Six former “comfort women” joined international activists in Toyko to demand that the Japanese government fully atone for forcing female prisoners into military brothels in World War II, by offering compensation to the surviving women.  It comes as the right-wing government of Prime Minister Shinzo Abe launches a review of the 1993 Kono Statement that apologized for the brothel system, which forced women from conquered nations to provide sex to Imperial Japanese troops.  Abe and his inner circle have caused outrage with a series of revisionist statements about Japan’s wartime atrocities.

Cameroon says two Italian Roman Catholic priests and a Canadian nun kidnapped by suspected Boko Haram militants in April have been freed.  The men were working on a project to improve local water supplies, and the nun had been doing missionary work in-country since 1979.  They were originally kidnapped from a part of Cameroon close to the border with northern Nigeria, where Boko haram has been trying to carve itself out an Sharia Law state.

A helicopter carrying 18 people crashed into a lake near Murmansk in northwestern Russia.  Only two people survived, because they were still strapped to their seats and floated to the surface.  Fishers were able to pulled them to safety.  The crash is under investigation, although officials already suspect either mechanical failure or the awful weather at the time of the crash.

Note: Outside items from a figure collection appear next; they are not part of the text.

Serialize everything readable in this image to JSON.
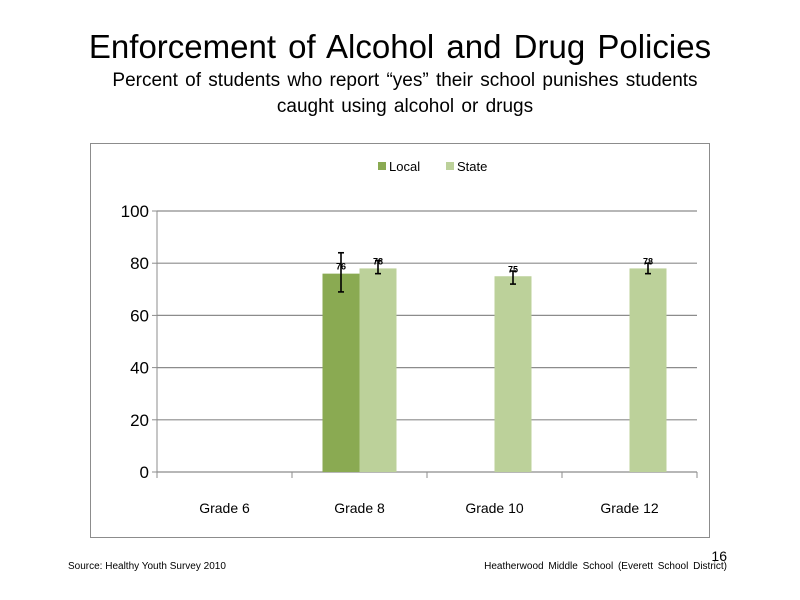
{
  "slide": {
    "title": "Enforcement of Alcohol and Drug Policies",
    "subtitle_line1": "Percent of students who report “yes” their school punishes students",
    "subtitle_line2": "caught using alcohol or drugs",
    "slide_number": "16",
    "source": "Source: Healthy Youth Survey 2010",
    "school": "Heatherwood Middle  School (Everett School District)"
  },
  "chart_data": {
    "type": "bar",
    "categories": [
      "Grade 6",
      "Grade 8",
      "Grade 10",
      "Grade 12"
    ],
    "series": [
      {
        "name": "Local",
        "color": "#8aaa52",
        "values": [
          null,
          76,
          null,
          null
        ],
        "error_low": [
          null,
          69,
          null,
          null
        ],
        "error_high": [
          null,
          84,
          null,
          null
        ],
        "labels": [
          "",
          "76",
          "",
          ""
        ]
      },
      {
        "name": "State",
        "color": "#bcd19a",
        "values": [
          null,
          78,
          75,
          78
        ],
        "error_low": [
          null,
          76,
          72,
          76
        ],
        "error_high": [
          null,
          81,
          77,
          80
        ],
        "labels": [
          "",
          "78",
          "75",
          "78"
        ]
      }
    ],
    "ylim": [
      0,
      100
    ],
    "yticks": [
      0,
      20,
      40,
      60,
      80,
      100
    ],
    "grid": true,
    "legend": "top"
  }
}
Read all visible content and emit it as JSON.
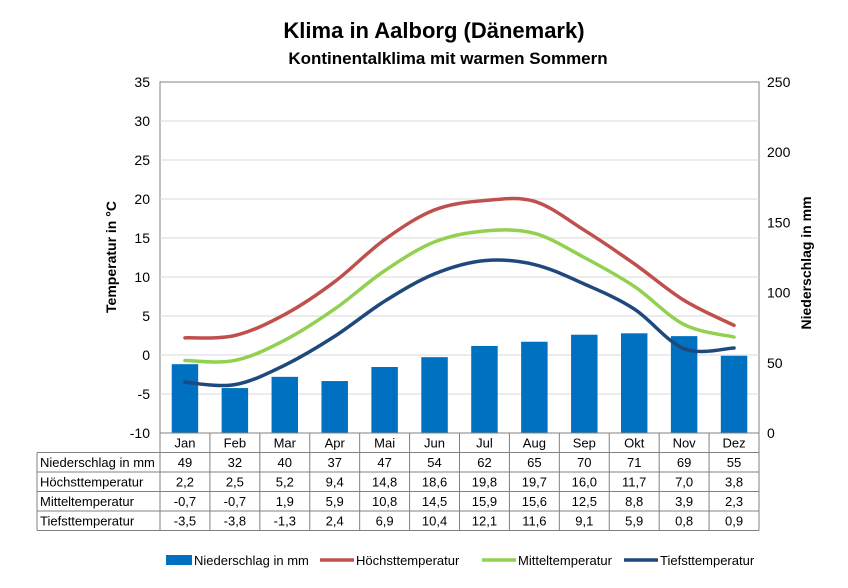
{
  "chart_data": {
    "type": "bar-line",
    "title": "Klima in Aalborg (Dänemark)",
    "subtitle": "Kontinentalklima mit warmen Sommern",
    "ylabel_left": "Temperatur in °C",
    "ylabel_right": "Niederschlag in mm",
    "ylim_left": [
      -10,
      35
    ],
    "yticks_left": [
      "35",
      "30",
      "25",
      "20",
      "15",
      "10",
      "5",
      "0",
      "-5",
      "-10"
    ],
    "ylim_right": [
      0,
      250
    ],
    "yticks_right": [
      "250",
      "200",
      "150",
      "100",
      "50",
      "0"
    ],
    "grid": true,
    "legend_position": "bottom",
    "categories": [
      "Jan",
      "Feb",
      "Mar",
      "Apr",
      "Mai",
      "Jun",
      "Jul",
      "Aug",
      "Sep",
      "Okt",
      "Nov",
      "Dez"
    ],
    "series": [
      {
        "name": "Niederschlag in mm",
        "kind": "bar",
        "axis": "right",
        "color": "#0070C0",
        "values": [
          49,
          32,
          40,
          37,
          47,
          54,
          62,
          65,
          70,
          71,
          69,
          55
        ],
        "labels": [
          "49",
          "32",
          "40",
          "37",
          "47",
          "54",
          "62",
          "65",
          "70",
          "71",
          "69",
          "55"
        ]
      },
      {
        "name": "Höchsttemperatur",
        "kind": "line",
        "axis": "left",
        "color": "#C0504D",
        "values": [
          2.2,
          2.5,
          5.2,
          9.4,
          14.8,
          18.6,
          19.8,
          19.7,
          16.0,
          11.7,
          7.0,
          3.8
        ],
        "labels": [
          "2,2",
          "2,5",
          "5,2",
          "9,4",
          "14,8",
          "18,6",
          "19,8",
          "19,7",
          "16,0",
          "11,7",
          "7,0",
          "3,8"
        ]
      },
      {
        "name": "Mitteltemperatur",
        "kind": "line",
        "axis": "left",
        "color": "#92D050",
        "values": [
          -0.7,
          -0.7,
          1.9,
          5.9,
          10.8,
          14.5,
          15.9,
          15.6,
          12.5,
          8.8,
          3.9,
          2.3
        ],
        "labels": [
          "-0,7",
          "-0,7",
          "1,9",
          "5,9",
          "10,8",
          "14,5",
          "15,9",
          "15,6",
          "12,5",
          "8,8",
          "3,9",
          "2,3"
        ]
      },
      {
        "name": "Tiefsttemperatur",
        "kind": "line",
        "axis": "left",
        "color": "#1F497D",
        "values": [
          -3.5,
          -3.8,
          -1.3,
          2.4,
          6.9,
          10.4,
          12.1,
          11.6,
          9.1,
          5.9,
          0.8,
          0.9
        ],
        "labels": [
          "-3,5",
          "-3,8",
          "-1,3",
          "2,4",
          "6,9",
          "10,4",
          "12,1",
          "11,6",
          "9,1",
          "5,9",
          "0,8",
          "0,9"
        ]
      }
    ]
  }
}
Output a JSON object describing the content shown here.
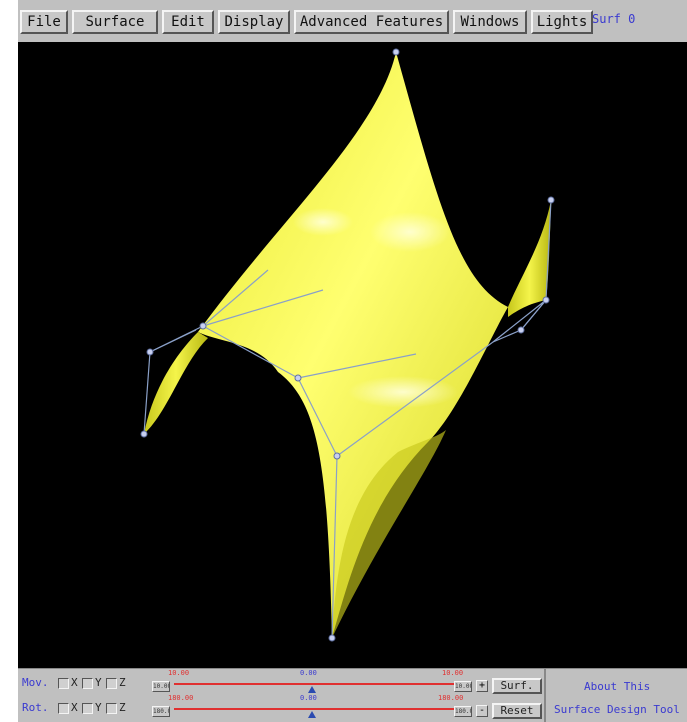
{
  "menubar": {
    "items": [
      "File",
      "Surface",
      "Edit",
      "Display",
      "Advanced Features",
      "Windows",
      "Lights"
    ],
    "status": "Surf 0"
  },
  "viewport": {
    "background": "#000000",
    "surface_color": "#f2f23a",
    "control_net_color": "#8aa0c8"
  },
  "controls": {
    "move": {
      "label": "Mov.",
      "axes": [
        "X",
        "Y",
        "Z"
      ],
      "left_box": "10.00",
      "min": "10.00",
      "mid": "0.00",
      "max": "10.00",
      "right_box": "10.00",
      "step": "+",
      "action": "Surf."
    },
    "rotate": {
      "label": "Rot.",
      "axes": [
        "X",
        "Y",
        "Z"
      ],
      "left_box": "180.00",
      "min": "180.00",
      "mid": "0.00",
      "max": "180.00",
      "right_box": "180.00",
      "step": "-",
      "action": "Reset"
    }
  },
  "about": {
    "title": "About This",
    "subtitle": "Surface Design Tool"
  }
}
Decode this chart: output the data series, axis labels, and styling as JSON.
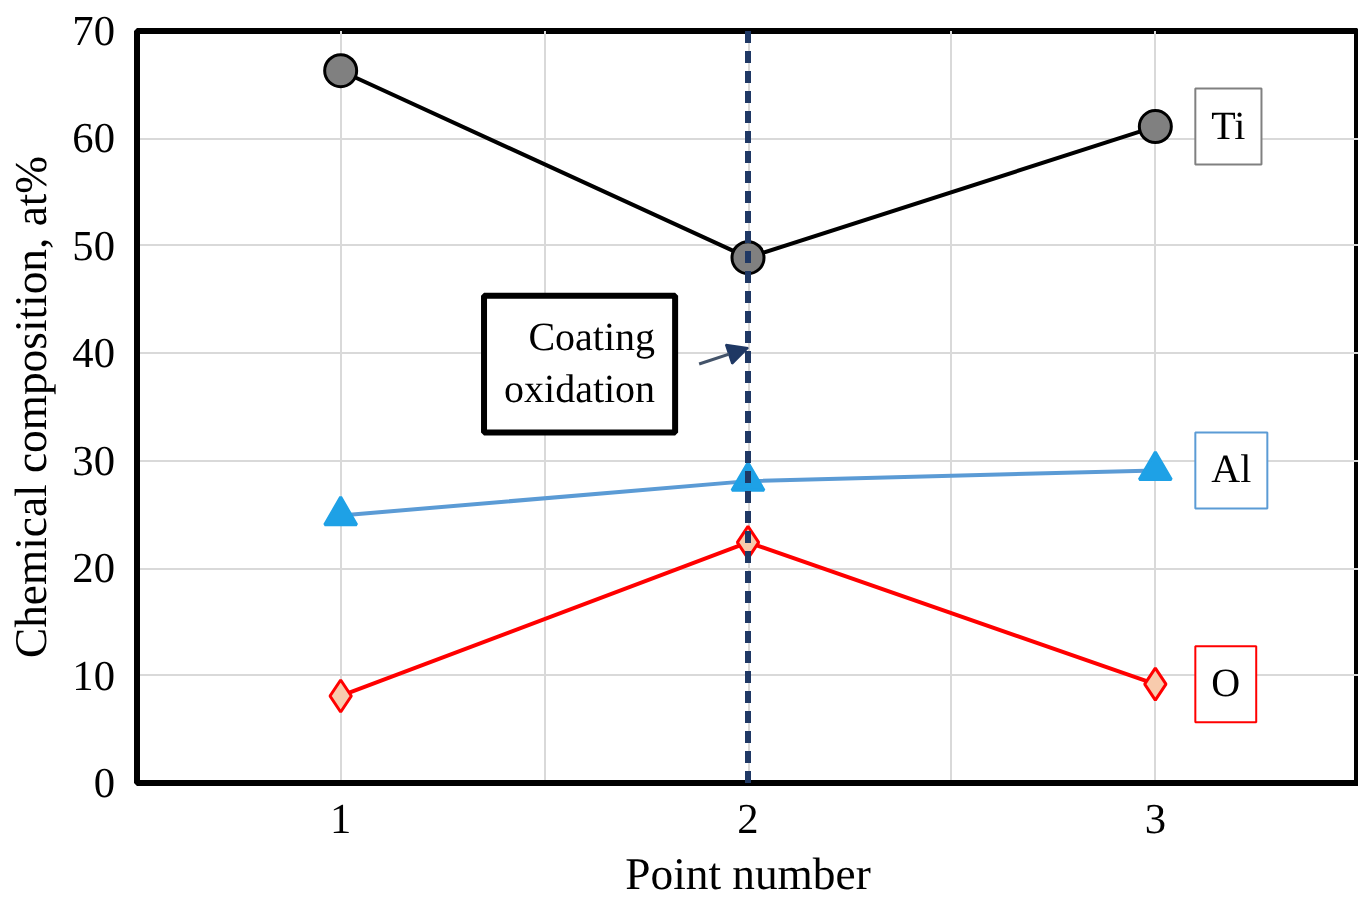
{
  "chart_data": {
    "type": "line",
    "xlabel": "Point number",
    "ylabel": "Chemical composition, at%",
    "x": [
      1,
      2,
      3
    ],
    "series": [
      {
        "name": "Ti",
        "color": "#000000",
        "colors": [
          "#808080",
          "#808080",
          "#808080"
        ],
        "marker": "circle",
        "values": [
          66.3,
          48.9,
          61.1
        ]
      },
      {
        "name": "Al",
        "color": "#5b9bd5",
        "colors": [
          "#1ea1e6",
          "#1ea1e6",
          "#1ea1e6"
        ],
        "marker": "triangle",
        "values": [
          24.9,
          28.1,
          29.1
        ]
      },
      {
        "name": "O",
        "color": "#ff0000",
        "colors": [
          "#f8cbad",
          "#f8cbad",
          "#f8cbad"
        ],
        "marker": "diamond",
        "values": [
          8.1,
          22.4,
          9.2
        ]
      }
    ],
    "xlim": [
      0.5,
      3.5
    ],
    "ylim": [
      0,
      70
    ],
    "xticks": [
      1,
      {
        "value": 1.5,
        "label": null
      },
      2,
      {
        "value": 2.5,
        "label": null
      },
      3
    ],
    "yticks": [
      0,
      10,
      20,
      30,
      40,
      50,
      60,
      70
    ],
    "grid": true,
    "line_style": "solid",
    "ref_lines": [
      {
        "axis": "x",
        "value": 2,
        "label": null,
        "color": "#1f3864",
        "line_style": "dashed"
      }
    ],
    "annotations": [
      {
        "text": "Coating\noxidation",
        "x": 2,
        "y": 40.5
      }
    ]
  }
}
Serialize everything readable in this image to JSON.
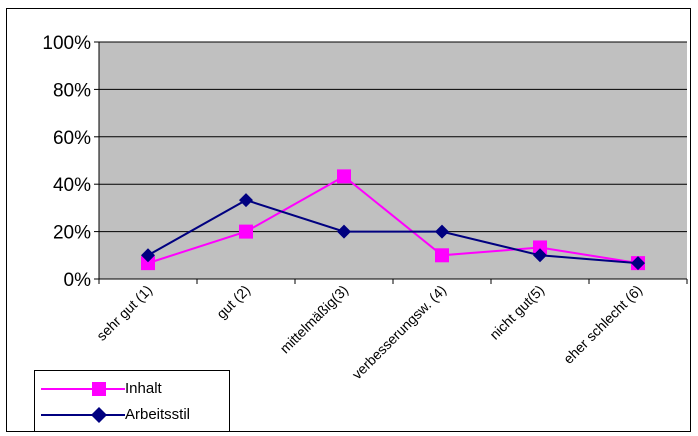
{
  "chart_data": {
    "type": "line",
    "categories": [
      "sehr gut (1)",
      "gut (2)",
      "mittelmäßig(3)",
      "verbesserungsw. (4)",
      "nicht gut(5)",
      "eher schlecht (6)"
    ],
    "y_ticks": [
      "0%",
      "20%",
      "40%",
      "60%",
      "80%",
      "100%"
    ],
    "ylim": [
      0,
      100
    ],
    "y_unit": "%",
    "grid": true,
    "legend_position": "bottom-left",
    "plot_background": "#c0c0c0",
    "series": [
      {
        "name": "Inhalt",
        "values": [
          6.7,
          20,
          43.3,
          10,
          13.3,
          6.7
        ],
        "color": "#ff00ff",
        "marker": "square"
      },
      {
        "name": "Arbeitsstil",
        "values": [
          10,
          33.3,
          20,
          20,
          10,
          6.7
        ],
        "color": "#000080",
        "marker": "diamond"
      }
    ]
  }
}
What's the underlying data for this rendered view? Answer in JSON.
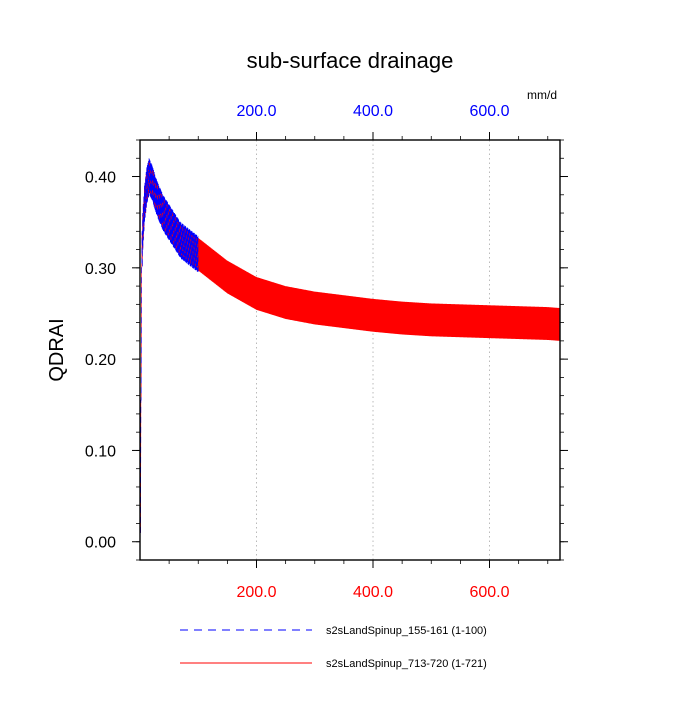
{
  "chart_data": {
    "type": "line",
    "title": "sub-surface drainage",
    "units": "mm/d",
    "ylabel": "QDRAI",
    "xlabel": "",
    "xlim": [
      0,
      721
    ],
    "ylim": [
      -0.02,
      0.44
    ],
    "grid": "vertical dotted at 200, 400, 600",
    "y_ticks": [
      {
        "value": 0.0,
        "label": "0.00"
      },
      {
        "value": 0.1,
        "label": "0.10"
      },
      {
        "value": 0.2,
        "label": "0.20"
      },
      {
        "value": 0.3,
        "label": "0.30"
      },
      {
        "value": 0.4,
        "label": "0.40"
      }
    ],
    "x_ticks_bottom": [
      {
        "value": 200,
        "label": "200.0"
      },
      {
        "value": 400,
        "label": "400.0"
      },
      {
        "value": 600,
        "label": "600.0"
      }
    ],
    "x_ticks_top": [
      {
        "value": 200,
        "label": "200.0"
      },
      {
        "value": 400,
        "label": "400.0"
      },
      {
        "value": 600,
        "label": "600.0"
      }
    ],
    "series": [
      {
        "name": "s2sLandSpinup_155-161 (1-100)",
        "color": "#0000ff",
        "dash": "dashed",
        "x": [
          1,
          3,
          5,
          8,
          12,
          16,
          20,
          25,
          30,
          40,
          50,
          60,
          70,
          80,
          90,
          100
        ],
        "y": [
          0.01,
          0.3,
          0.34,
          0.37,
          0.39,
          0.4,
          0.395,
          0.385,
          0.375,
          0.36,
          0.35,
          0.34,
          0.33,
          0.325,
          0.32,
          0.315
        ],
        "oscillation_amplitude": 0.02
      },
      {
        "name": "s2sLandSpinup_713-720 (1-721)",
        "color": "#ff0000",
        "dash": "solid",
        "x": [
          1,
          3,
          5,
          8,
          12,
          16,
          20,
          25,
          30,
          40,
          50,
          60,
          70,
          80,
          90,
          100,
          150,
          200,
          250,
          300,
          350,
          400,
          450,
          500,
          550,
          600,
          650,
          700,
          721
        ],
        "y": [
          0.01,
          0.3,
          0.34,
          0.37,
          0.39,
          0.4,
          0.395,
          0.385,
          0.375,
          0.36,
          0.35,
          0.34,
          0.33,
          0.325,
          0.32,
          0.315,
          0.29,
          0.272,
          0.262,
          0.256,
          0.252,
          0.248,
          0.245,
          0.243,
          0.242,
          0.241,
          0.24,
          0.239,
          0.238
        ],
        "oscillation_amplitude": 0.018
      }
    ],
    "legend": "bottom"
  },
  "colors": {
    "top_axis_labels": "#0000ff",
    "bottom_axis_labels": "#ff0000",
    "axis": "#000000",
    "grid": "#aaaaaa"
  }
}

Seven people were killed in a plane crash in the northeastern US.  One of the victims was billionaire newspaper owner Lewis Katz, who also once owned the new Jersey Nets basketball team.  Investigators say the plane failed to get airborne as it attempted to take off from a small airport outside Boston, Massachusetts, clipped an antenna, and crashed.

Actress Ann B. Davis is dead at age 88, best known to TV viewers around the world as “Alice” the housekeeper on the 1970s sitcom “The Brady Bunch”.  A medical examiner in Texas says the retired actress slipped and hit her head in the bathroom of her home.  Although The Brady Bunch featured a blended family, which was very unusual for the time, it was never controversial and most-often was weapons-grade treacle.